Here is the example that I was solving from the book on probability.
A football team consists of $20$ offensive and $20$ defensive players. The players are to be paired in groups of $2$ for the purpose of determining roommates. If the pairing is done at random, what is the probability that there are no offensive-defensive roommate pairs? What is the probability that there are $2i$ offensive-defensive roommate pairs, $i=1,2,\ldots,10$?
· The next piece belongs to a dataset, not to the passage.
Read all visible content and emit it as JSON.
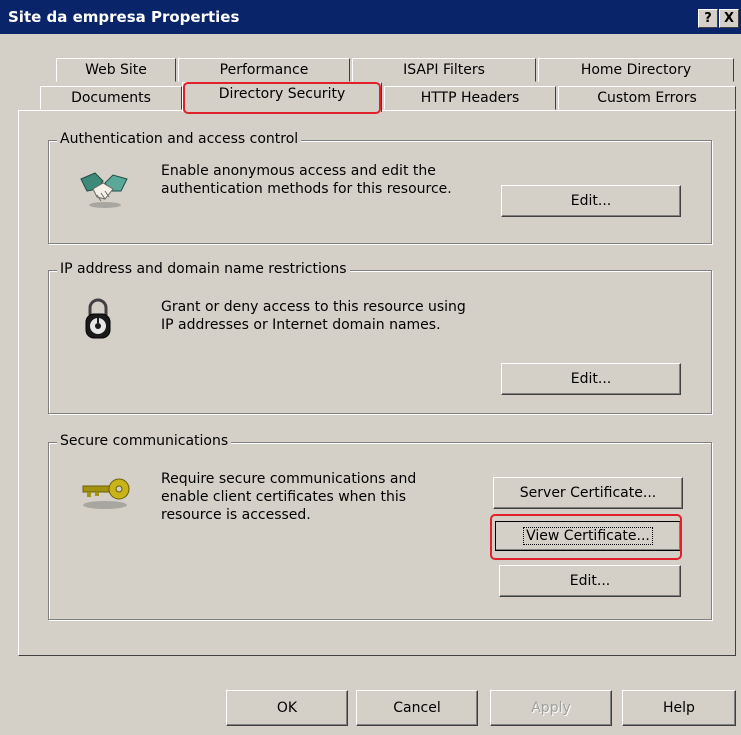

Solution There are $$\binom{40}{2,2,\ldots,2}=\frac{(40)!}{(2!)^{20}}$$ ways of dividing the $40$ players into $20$ ordered pairs of two each. (That is, there are $(40)!/2^{20}$ ways of dividing the players into a first pair, a second pair, and so on.) Hence, there are $(40)!/2^{20}(20)!$ ways of dividing the players into (unordered) pairs of $2$ each. Furthermore, since a division will result in no offensive-defensive pairs if the offensive (and defensive) players are paired among themselves, it follows that there are $[(20)!/2^{10}(10)!]^2$ such divisions. Hence, the probability of no offensive-defensive roommate pairs, call it $P_0$, is given by $$P_0=\frac{\left(\frac{(20)!}{2^{10}(10)!}\right)^2}{\frac{(40)!}{2^{20}(20)!}}=\frac{[(20)!]^3}{[(10)!]^2(40)!}.$$
What I don't understand is why is the solution considering unordered pair for the calculation? Aren't we choosing sets without any permutation of elements within them? What are we over-counting here? Can someone explain what am I missing?
Consider the $20$ rooms and assign players to these rooms as follows:-
Choose two players for the first room in $\begin{pmatrix}40\\2\\\end{pmatrix}=\frac {40\times 39}{2\times 1}$ ways.
Now choose for the next room from the remaining 38 players etc.
This gives the number $$\frac {40!}{(2!)^{20}}.$$
The rooms themselves can be arranged in $20!$ ways and this arrangement is irrelevant to the pairings so the answer is divided by $20!$ to obtain the number of pairings.